Pourtant le syndicat des conducteurs de locomotives (GdL), qui avait appelé à la grève, avait respecté la procédure légale pour pouvoir déclencher une grève. Après des semaines de négociation avec la direction, devant l'absence de proposition sérieuse de celle-ci, il avait organisé un vote par correspondance de ses adhérents, qui avaient voté à 95,8 % le principe d'une grève illimitée. La direction du syndicat avait alors prévu de paralyser, à partir du 9 août, le trafic de marchandises et de bloquer le trafic des voyageurs quelques jours plus tard.
Mais, arguant que la grève menacerait « l'ensemble de l'économie, en particulier dans une période de voyages intensifs, de dégâts économiques immenses », les juges ont décidé d'interdire cette grève jusqu'au 30 septembre. Décision qui revient à supprimer dans les faits le droit de grève, pourtant garanti constitutionnellement. Elle fait suite à une décision similaire qui avait interdit, le 10 juillet, un débrayage de trois heures. Mais les dirigeants de GdL avaient alors attendu que la décision leur soit expressément notifiée pour donner l'ordre de reprendre le travail... un quart d'heure seulement avant la fin prévue du débrayage. Cet acharnement juridique n'est évidemment pas étranger à la décision du gouvernement, votée récemment par le Parlement, de privatiser à partir de 2008 la Deutsche Bahn, qui a déjà été transformée depuis des années en société anonyme.
Cela n'a pas empêché, ce même 9 août, que des débrayages paralysent en grande partie pendant deux heures les réseaux du S-Bahn (l'équivalent du RER) de Berlin et de Hambourg, des secteurs qui ne tombaient pas sous le coup de l'arrêté du tribunal.
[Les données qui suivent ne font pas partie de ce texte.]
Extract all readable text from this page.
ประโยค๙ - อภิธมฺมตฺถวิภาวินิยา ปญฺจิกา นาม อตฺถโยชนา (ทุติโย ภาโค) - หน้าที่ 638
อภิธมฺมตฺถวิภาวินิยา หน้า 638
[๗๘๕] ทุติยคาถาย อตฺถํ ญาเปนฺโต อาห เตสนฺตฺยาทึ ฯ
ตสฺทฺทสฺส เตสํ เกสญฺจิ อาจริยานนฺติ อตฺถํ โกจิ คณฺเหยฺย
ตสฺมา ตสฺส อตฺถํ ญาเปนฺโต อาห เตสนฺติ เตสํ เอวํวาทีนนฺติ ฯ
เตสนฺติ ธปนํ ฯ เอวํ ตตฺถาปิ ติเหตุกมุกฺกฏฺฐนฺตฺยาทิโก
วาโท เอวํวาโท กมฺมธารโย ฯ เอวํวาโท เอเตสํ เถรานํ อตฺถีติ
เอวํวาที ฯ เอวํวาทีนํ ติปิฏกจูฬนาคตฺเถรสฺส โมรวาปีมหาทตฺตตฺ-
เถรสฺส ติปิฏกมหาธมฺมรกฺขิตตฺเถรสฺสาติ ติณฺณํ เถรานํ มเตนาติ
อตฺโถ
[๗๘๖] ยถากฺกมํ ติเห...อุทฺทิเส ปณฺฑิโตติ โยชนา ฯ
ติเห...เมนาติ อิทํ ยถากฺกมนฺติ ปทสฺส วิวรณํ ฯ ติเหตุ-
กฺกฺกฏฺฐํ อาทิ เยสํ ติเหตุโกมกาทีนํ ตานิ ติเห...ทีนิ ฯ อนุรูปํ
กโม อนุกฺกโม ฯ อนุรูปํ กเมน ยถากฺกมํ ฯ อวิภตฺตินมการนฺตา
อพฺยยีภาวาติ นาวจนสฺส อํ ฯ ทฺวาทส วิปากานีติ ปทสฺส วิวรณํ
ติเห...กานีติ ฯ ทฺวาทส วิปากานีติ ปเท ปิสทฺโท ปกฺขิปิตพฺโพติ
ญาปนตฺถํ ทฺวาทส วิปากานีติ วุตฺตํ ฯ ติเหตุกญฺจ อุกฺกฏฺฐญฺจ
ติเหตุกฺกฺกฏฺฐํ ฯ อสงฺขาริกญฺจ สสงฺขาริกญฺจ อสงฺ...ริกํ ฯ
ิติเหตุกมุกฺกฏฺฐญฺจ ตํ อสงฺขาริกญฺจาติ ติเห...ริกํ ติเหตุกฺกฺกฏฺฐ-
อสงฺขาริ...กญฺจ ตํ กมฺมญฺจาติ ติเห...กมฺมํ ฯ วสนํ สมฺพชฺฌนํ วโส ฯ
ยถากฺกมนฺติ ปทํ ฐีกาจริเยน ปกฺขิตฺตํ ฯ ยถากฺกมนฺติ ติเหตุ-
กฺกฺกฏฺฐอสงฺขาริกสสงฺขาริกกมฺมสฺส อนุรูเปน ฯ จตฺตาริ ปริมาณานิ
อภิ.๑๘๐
Et dès le 10 août, GdL a obtenu, en appel, l'annulation de la décision juridique, à condition d'accepter une médiation de deux experts... issus du parti de droite CDU ! Pour l'instant, le syndicat s'est rangé à cette décision et a déclaré qu'il ne lancerait pas de nouvelle grève avant le 27 août.
En Allemagne, il n'y a pas de réglementation sur le service minimum, mais bien d'autres limitations au droit de grève existent, puisque celle-ci est pratiquement interdite pendant toute la durée d'une convention collective salariale. Mais l'acharnement de la DB, du gouvernement de coalition CDU-SPD et de la justice contre les agents de conduite témoigne de la crainte que ceux-ci inspirent : lors des débrayages précédents, les 3 juillet et 10 juillet, le trafic ferroviaire avait été fortement perturbé dans l'ensemble du pays. Alors les cheminots n'ont peut-être pas dit leur dernier mot, d'autant que l'opinion publique ne leur est pas hostile : deux sondages publiés en juillet indiquent qu'entre 69 et 71 % de la population comprend ce mouvement.
Henri MARNIER
L'arrogance patronale
Le conflit en cours s'inscrit dans le cadre du renouvellement de la convention salariale des cheminots. Après quelques débrayages début juillet, les deux principaux syndicats du secteur ont signé un accord avec la direction de la DB, se traduisant par une augmentation annuelle de 2,8 % pour les 134 000 salariés de l'entreprise (ils réclamaient au départ une hausse de 7 %). De son côté, le syndicat GdL, qui regroupe la majorité des agents de conduite, réclame la création d'une grille salariale spécifique aux roulants (agents de conduite, contrôleurs et personnels de restauration des trains). Il veut en particulier que le salaire d'embauche des agents de conduite soit porté, sans les primes, d'environ 1 970 euros brut (soit environ 1 500 net pour 41 heures par semaine) à 2 500 euros, ce qui représenterait une augmentation de 31 %.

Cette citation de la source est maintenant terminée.